Fiz um breve resumo sobre esse vídeo em uma thread no meu twitter @RabiscoDoDon e achei interessante compartilhar aqui no blog com vocês:

Lembrando que Peter Lynch esteve à frente da Fidelity's Magellan Fund de 1977 até 1990 e entregou um retorno médio anual de 29%. Em outras palavras, você entregava 1 tostão pra ele em 1977 e em 1990 ele te devolvia 27 tostões. Not bad.

1. A presença de instituições é boa para os pequenos investidores porque as grandes instituições empurram as ações para highs e lows exagerados, criando oportunidades.

2. “Ações não são bilhetes de loteria. Existe uma empresa por trás de toda ação.”

3. O mais importante de tudo é saber o que você tem. Se você não é capaz de explicar pra uma criança porquê você tem uma determinada ação, então você não deveria ter.

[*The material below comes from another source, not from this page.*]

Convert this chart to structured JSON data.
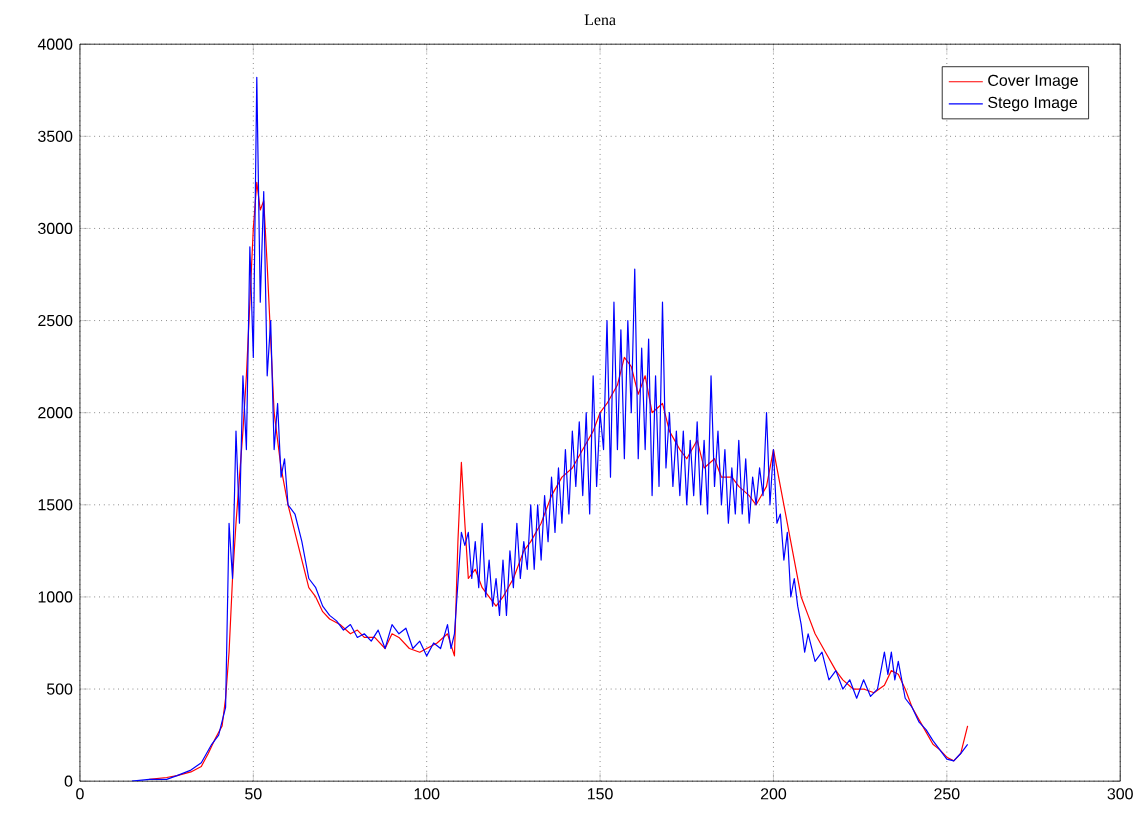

4. Ninguém consegue prever os rumos do mercado e nem da economia. Tentar fazer isso é perda de tempo.

5. Só o que você precisa saber é que o mercado com certeza vai cair, vai cair muito e vai cair com alguma frequência. E quando isso acontecer será ótimo porque se existia uma ação que você gostava antes, ela vai ficar mais barata.

6. Você pode tirar vantagem de um mercado volátil se você entende o que você tem.

7. Tenha paciência. Você tem bastante tempo e não precisa sair desesperado para comprar uma ação. Use seu tempo para identificar com calma as grandes empresas.

8. Use seu diferencial. Olhe para as empresas que estão na indústria que você já conhece e participa. Se você é uma enfermeira, não precisa comprar uma empresa de petróleo quando existem oportunidades na área da saúde, em empresas que você é familiarizada.

9. Você só precisa de poucas ações durante sua vida e você pode encontra-las no seu próprio ramo de atuação

10. É muito difícil quebrar se você não tem nenhuma dívida

11. Evite long shots. Ou seja, evite situações onde as chances de sucesso são muito remotas

12. Você não pode ficar muito apegado às ações. Elas não são seus netos! Você tem que entender a ação como uma empresa, e se os fundamentos deteriorarem você tem que se livrar dela.

13. Não gasta nenhum tempo pensando no que acontece no Congresso

14. Sempre vai ter algo pra se preocupar. Alguma depressão, recessão, guerra... Esqueça tudo isso e compre boas empresas que você vai se sair bem.

15. “O principal órgão do seu corpo para investir é o estômago e não o cérebro.”